Overview

Matching is a sharded service which is sharded by tasklist, which means that all requests to a certain tasklist has to be processed by one Matching host. To avoid a single Matching host becoming the bottleneck and make the system scalable, scalable tasklist was introduced to allow a tasklist to be partitioned so that the requests can be processed by multiple Matching hosts. The partitions are transparent to customers, so when a request to a scalable tasklist arrives at Cadence server, it has to select a partition for the request. We'll describe the architecture of scalable tasklist and the selection algorithm we use.

Requirements

There are 2 requirements for this feature:

Ensure a fair distribution of the requests among all partitions
Maximize the utilization of customer pollers

The first requirement is straightforward, which is the reason for introducing scalable tasklist. The second requirement is to make sure pollers are not waiting at a partition without any task because the default polling timeout is 60s.

Architecture

The partitions are organized in a tree-structure. The number of child nodes is configurable, but in the diagram we just show a scalable tasklist with 6 partitions organized in a binary tree. When a partition receives a request, it can forward the request to its parent partition recursively until the root partition being reached.

Configuration

The number of partitions of a tasklist is configured by 2 dynamicconfigs:

We're migrating this configuration from dynamicconfig to database. The following dynamicconfig is used to control where to read the number of partitions from:

matching.enableGetNumberOfPartitionsFromCache To update the number of partitions, use the following CLI command:

cadence admin tasklist update-partition -h

To get the number of partitions from database, use the following CLI command:

cadence admin tasklist describe -h

The tree-structure and forwarding mechanism is configured by these dynamicconfigs:

Selection Algorithms

The selection algorithms are implemented as a LoadBalancer in client/matching package.

Random Selection

This is the first algorithm and it's been widely adopted in production. It's completely stateless and uses a shared nothing architecture. The probabilistic model of discrete uniform distribution guarantees the fairness of the distribution of requests. And the utilization is improved by the tree-structure. For example, as shown in the diagram, if a task is produced to partition-5, but a poller is assigned to partition-3, we don't want the poller to wait at partition-3 for 60s and retry the poll request. And the retry has a 5/6 probability of not hitting partition-5. With the tree-structure and forwarding mechanism, the poller request and task are forwarded to root partition. So an idle poller waiting at partition-3 is utilized in this case.

Round-Robin Selection

This algorithm also ensure a fair distribution of requests even with a small number of requests. It also uses a shared nothing architecture but it's soft stateful because it uses a cache to remember the previous selected partition.

Weighted Selection

The algorithm selects a partition based on the backlog size of each partition if any partition has a backlog size larger than 100. If all partitions don't have a large backlog, it falls back to round-robin selection. It can be proven mathematically that it's better than the previous 2 algorithms.
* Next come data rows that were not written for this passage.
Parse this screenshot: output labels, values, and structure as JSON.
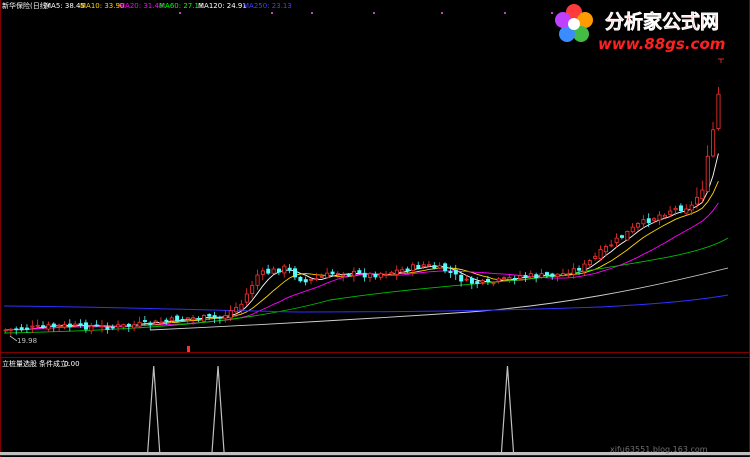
{
  "header": {
    "title": "新华保险(日线)",
    "ma_items": [
      {
        "name": "MA5",
        "value": "38.45",
        "color": "#ffffff"
      },
      {
        "name": "MA10",
        "value": "33.90",
        "color": "#ffd400"
      },
      {
        "name": "MA20",
        "value": "31.48",
        "color": "#ff00ff"
      },
      {
        "name": "MA60",
        "value": "27.11",
        "color": "#00ff00"
      },
      {
        "name": "MA120",
        "value": "24.91",
        "color": "#ffffff"
      },
      {
        "name": "MA250",
        "value": "23.13",
        "color": "#4040ff"
      }
    ]
  },
  "watermark": {
    "title": "分析家公式网",
    "url": "www.88gs.com"
  },
  "price_labels": {
    "low": "19.98"
  },
  "indicator": {
    "name": "立桩量选股",
    "cond_label": "条件成立:",
    "cond_value": "0.00"
  },
  "footer_text": "xifu63551.blog.163.com",
  "colors": {
    "up": "#ff3232",
    "down": "#54fcfc",
    "grid": "#800000",
    "signal": "#c0c0c0"
  },
  "chart_data": {
    "type": "candlestick",
    "signal_days": [
      27,
      39,
      93
    ]
  }
}
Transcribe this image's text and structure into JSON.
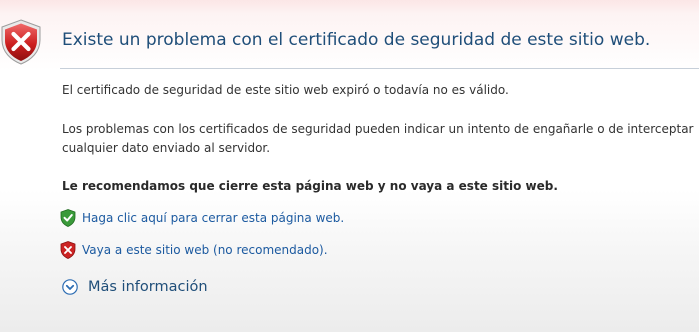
{
  "header": {
    "icon": "error-shield-icon",
    "title": "Existe un problema con el certificado de seguridad de este sitio web."
  },
  "body": {
    "expired_text": "El certificado de seguridad de este sitio web expiró o todavía no es válido.",
    "problems_line1": "Los problemas con los certificados de seguridad pueden indicar un intento de engañarle o de interceptar",
    "problems_line2": "cualquier dato enviado al servidor.",
    "recommendation": "Le recomendamos que cierre esta página web y no vaya a este sitio web."
  },
  "actions": {
    "close_page": {
      "icon": "green-check-shield-icon",
      "label": "Haga clic aquí para cerrar esta página web."
    },
    "continue_site": {
      "icon": "red-x-shield-icon",
      "label": "Vaya a este sitio web (no recomendado)."
    },
    "more_info": {
      "icon": "chevron-down-circle-icon",
      "label": "Más información"
    }
  },
  "colors": {
    "title": "#1f4e79",
    "link": "#1c5aa0",
    "error_red": "#c61f1f",
    "safe_green": "#2c8a2c"
  }
}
For a tasklist with $N$ partitions, assuming the number of tasks in each partition is represented by $L_i$, the utilization fraction of partition $i$ is:

$$U_i = \frac{L_i}{\Sigma_{i=0}^{n-1}L_i}, \forall i \in {0,1,..,N-1}$$

According to Little's Law, in a stable queue system, the average number of tasks in a queue

$$L = \lambda W$$

where $\lambda$ is the average arrival rate and $W$ is the average wait time a task spends in the queue. A queue is stable if the utilization factor $\rho$ is less than 1, where

$$\rho = \frac{\lambda}{X\mu}$$

Here $\lambda$ is the arrival rate of tasks, $\mu$ is the service rate of a single poller, and $X$ is the number of pollers. However, there might be some time that $\rho$ is greater than 1, in which case, tasks are not dropped but persisted into the database. Assuming the number of tasks in the database for partition $i$ is $B_{i}$, the arrival rate is $\lambda_{i}$, the utilization fraction is:

$$U_i = \frac{B_i+\lambda_iW}{\Sigma_{i=0}^{n-1}B_i+W\Sigma_{i=0}^{n-1}\lambda_i}, \forall i \in {0,1,..,N-1}$$

To maximize the utilization of pollers, the probability of partition $i$ being selected for a poller should be:

$$P_i = U_{i}, \forall i \in {0,1,..,N-1}$$

Assuming $B_i=0, \forall i \in {0,1,..,N-1}$ and $\lambda_i=\frac{\lambda}{N}, \forall i \in {0,1,..,N-1}$,

$$P_i = \frac{1}{N}, \forall i \in {0,1,..,N-1}$$

It means that when the queue system is stable and the producer traffic is evenly distributed among all partitions, selecting partition based on number of tasks is equivalent to random and round-robin selection.

Here λ is the producer QPS and W is the average matching latency. In production, we observed that the average matching latency is about 10ms, and most tasklists only have a few hundred producer QPS of traffic. So for most stable partitions, $L$ is less than 10. So if no partition has a very large backlog size, it's safe to fallback to random selection or round-robin selection algorithm.